WHILE exploring the wilder parts of our back garden, I noticed some new pokeweed shoots coming up. Many people would recognise this plant, as it grows really tall and has a distinctive red stem and, in the autumn, black berries. But you may not know that poke is one of the first wild greens to appear in the Spring, and has been eaten for centuries. Most parts of the plant are actually poisonous, and despite a common name for the dish, "poke salad" or "salat", it should never be eaten raw. When cooked in a certain way, however, it is supposed to make a delicious vegetable dish. Throwing caution to the wind, I decided to give it a try.
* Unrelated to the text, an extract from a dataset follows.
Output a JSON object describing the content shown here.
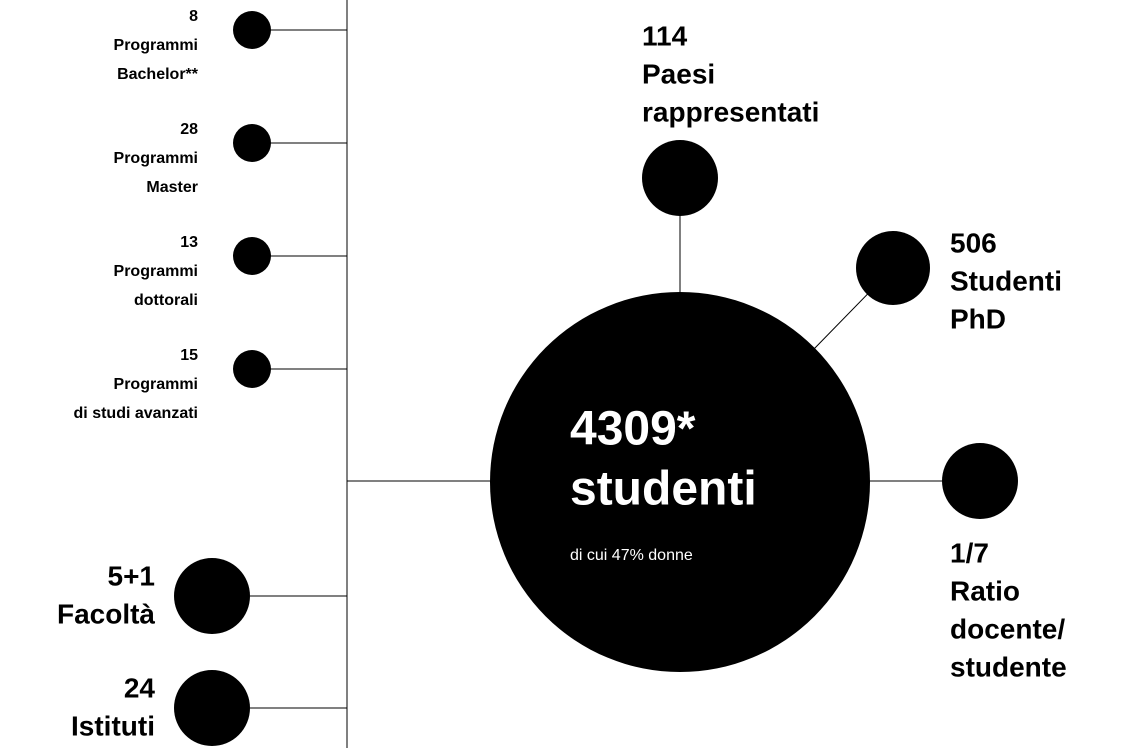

We harvested only shoots that were less than 6-7" tall as those taller become too toxic. Taking care not to include any of the very poisonous roots, the leaves were washed then boiled. They must be boiled for ten minutes at least twice, discarding the cooking water in between, in order to remove the toxins. (Needless to say this dish was not destined for the children.) Then, I dug in with a fork. I felt like a pioneer tasting something unknown, not knowing if I would wake up the next day or not. This thought alternated with the other that I was being ridiculous and people have been eating this wild stuff for years. The third thought was one of irony - that the general populace would think me most weird for voluntarily eating some 'nasty' weed from the garden that I knew to be poisonous; and yet they happily feed their children who knows what chemicals in the average processed food. If nothing else, it was quite the thought-provoking little weed!
Well? you ask. It was absolutely delicious. Texture soft like canned asparagus (well, it was boiled to death). Taste, somewhat like creamed spinach. I suffered no ill consequences and have been unconsciously looking for poke everywhere I go ever since.